What God has said or promised may come to pass immediately in this temporal world for you and me and others like they did for Hezekiah. Or, maybe they will come to pass for some future generation like they did for the Old Testaments saints who were commended for their faith. The promises they received and held in faith were received, not by them in the temporal sense, but by us (Hebrews 11:39-40) which I’m pretty sure means we got Jesus. Or maybe you will only see God’s word come to pass in the world to come. I have no doubt that my prayer for Great-grandmother Fannie Lee was not in vain. She will rise from the dead for God has promised that all will. But, don’t put faith in your own word and in your own faith. Instead, have faith in God!

Related Blogs


Image is a photograph of a The Prayer, by William-Adolphe Bouguereau [Public domain], via Wikimedia Commons.

The Benson Commentary [Public Domain] on Mark 11:22-23, Joseph Benson, [1846-1854] notes: “We are all here exhorted to have a steadfast faith in the power, love, and faithfulness of God; and to be fully persuaded that he will make good all his declarations, and fulfill all his promises, in their proper meaning, to all true believers in due season; and this, notwithstanding any difficulties or apparent improbabilities which may be in the way.

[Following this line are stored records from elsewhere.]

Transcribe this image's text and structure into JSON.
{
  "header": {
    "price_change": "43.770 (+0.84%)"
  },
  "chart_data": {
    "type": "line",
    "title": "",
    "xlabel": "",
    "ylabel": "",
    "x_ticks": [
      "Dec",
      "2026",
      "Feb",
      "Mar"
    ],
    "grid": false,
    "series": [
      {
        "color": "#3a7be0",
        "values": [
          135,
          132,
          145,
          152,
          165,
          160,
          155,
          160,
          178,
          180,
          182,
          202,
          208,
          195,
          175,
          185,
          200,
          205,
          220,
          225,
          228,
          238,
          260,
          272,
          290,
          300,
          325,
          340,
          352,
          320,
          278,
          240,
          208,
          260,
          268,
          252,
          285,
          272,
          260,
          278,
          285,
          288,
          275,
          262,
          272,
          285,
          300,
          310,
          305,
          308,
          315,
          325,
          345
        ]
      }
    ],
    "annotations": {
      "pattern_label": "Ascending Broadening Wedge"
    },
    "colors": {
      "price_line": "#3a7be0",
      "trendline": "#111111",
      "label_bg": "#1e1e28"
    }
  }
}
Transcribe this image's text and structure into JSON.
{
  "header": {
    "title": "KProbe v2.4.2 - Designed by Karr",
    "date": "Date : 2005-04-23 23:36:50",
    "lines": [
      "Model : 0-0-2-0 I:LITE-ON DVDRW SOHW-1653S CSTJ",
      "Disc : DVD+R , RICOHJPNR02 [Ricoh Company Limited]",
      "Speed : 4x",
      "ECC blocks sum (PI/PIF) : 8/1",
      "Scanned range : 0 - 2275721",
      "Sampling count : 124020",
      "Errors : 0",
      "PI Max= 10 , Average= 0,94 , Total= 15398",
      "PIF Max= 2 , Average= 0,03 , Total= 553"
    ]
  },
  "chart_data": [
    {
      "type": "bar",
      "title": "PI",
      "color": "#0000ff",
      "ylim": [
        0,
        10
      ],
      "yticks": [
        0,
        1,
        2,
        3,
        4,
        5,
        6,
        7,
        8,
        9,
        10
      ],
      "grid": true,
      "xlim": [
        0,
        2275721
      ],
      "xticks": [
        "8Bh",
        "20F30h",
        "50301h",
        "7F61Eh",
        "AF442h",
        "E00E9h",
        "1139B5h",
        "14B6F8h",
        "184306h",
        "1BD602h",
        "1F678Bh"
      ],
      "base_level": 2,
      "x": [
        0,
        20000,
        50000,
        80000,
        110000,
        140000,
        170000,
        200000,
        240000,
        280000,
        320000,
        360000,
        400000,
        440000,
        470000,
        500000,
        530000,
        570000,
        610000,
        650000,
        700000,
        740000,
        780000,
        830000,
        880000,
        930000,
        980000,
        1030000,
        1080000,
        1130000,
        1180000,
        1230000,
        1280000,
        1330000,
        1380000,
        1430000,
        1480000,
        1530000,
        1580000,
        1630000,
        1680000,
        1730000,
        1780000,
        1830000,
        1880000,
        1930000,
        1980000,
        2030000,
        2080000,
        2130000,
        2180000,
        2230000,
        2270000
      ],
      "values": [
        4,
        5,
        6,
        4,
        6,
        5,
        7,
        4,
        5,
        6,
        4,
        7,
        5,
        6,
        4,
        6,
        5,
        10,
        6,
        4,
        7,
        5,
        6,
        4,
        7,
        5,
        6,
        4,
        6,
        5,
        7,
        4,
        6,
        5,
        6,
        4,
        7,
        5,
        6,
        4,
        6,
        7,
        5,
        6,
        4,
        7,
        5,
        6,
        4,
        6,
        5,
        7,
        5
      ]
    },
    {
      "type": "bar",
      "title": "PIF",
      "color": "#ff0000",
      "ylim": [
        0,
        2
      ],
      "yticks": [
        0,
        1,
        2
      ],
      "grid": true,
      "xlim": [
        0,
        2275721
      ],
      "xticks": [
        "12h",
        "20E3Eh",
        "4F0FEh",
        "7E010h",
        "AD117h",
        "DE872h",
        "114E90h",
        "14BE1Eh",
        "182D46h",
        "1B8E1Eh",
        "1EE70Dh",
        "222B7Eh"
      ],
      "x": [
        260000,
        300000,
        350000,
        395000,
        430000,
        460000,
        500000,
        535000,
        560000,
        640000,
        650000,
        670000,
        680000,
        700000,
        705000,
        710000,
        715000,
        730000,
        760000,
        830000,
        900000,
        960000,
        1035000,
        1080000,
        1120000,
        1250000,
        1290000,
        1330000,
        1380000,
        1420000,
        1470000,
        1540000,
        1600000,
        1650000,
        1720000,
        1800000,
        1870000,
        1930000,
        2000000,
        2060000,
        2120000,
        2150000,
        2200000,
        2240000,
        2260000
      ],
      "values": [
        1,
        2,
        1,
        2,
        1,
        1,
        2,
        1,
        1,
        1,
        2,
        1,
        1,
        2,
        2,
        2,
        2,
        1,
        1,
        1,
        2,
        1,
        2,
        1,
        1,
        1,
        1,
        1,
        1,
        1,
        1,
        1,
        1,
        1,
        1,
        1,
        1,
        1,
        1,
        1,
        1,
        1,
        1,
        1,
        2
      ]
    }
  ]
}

And it is on this foundation that we must approach God in prayer, fully expecting, if we ask such things as we are authorized by his word to ask, and are earnest, importunate, and persevering in asking them, that we shall certainly receive what we ask, as our Lord declares in the next words; even if the granting of our petitions imply God’s doing what is really extraordinary, …”

Matthew Henry’s Concise Commentary  [Public Domain] on Matthew 21:18-22 explains that “Doubting of the power and promise of God is the great thing that spoils the efficacy and success of faith. “If you have faith, and dispute not” (so some read it), “dispute not with yourselves, dispute not with the promise of God; if you stagger not at the promise” (Rom. 4:20); for, as far as we do so, our faith is deficient; as certain as the promise is, so confident our faith should be.”

The mulberry tree pulled up by its roots and thrown in the sea by faith alone, Luke 17:6 is a similar text to the ones discussed in this blog, but the faith the disciples asked for was in the context of forgiveness and the root of the mulberry tree seems to be an implied metaphor for the root of bitterness that grows when you are repeatedly sinned against. Matthew Henry’s Concise Commentary [Public Domain] on this verse explains that, “Faith in God’s pardoning mercy, will enable us to get over the greatest difficulties in the way of forgiving our brethren. As with God nothing is impossible, so all things are possible to him that can believe.”

In his online article, “The Mystery of Creaturely Otherness,” Professor and theologian, John Frame, notes that God’s knowledge of all that could be (his hypothetical knowledge sometimes called middle knowledge) is not “Middle Knowledge” in the exact sense that Jesuit theologian, Luis de Molina, discussed.

By coming to God by grace through Christ in prayer, I mean that it is only because God approved of Christ’s obedience and payment for our sins and graciously gave us the standing that Christ earned on our behalf and moved us from not understanding to understanding, from the kingdom of darkness to the kingdom of light, and inseparably joined us to Christ through faith, that we can even approach God in prayer.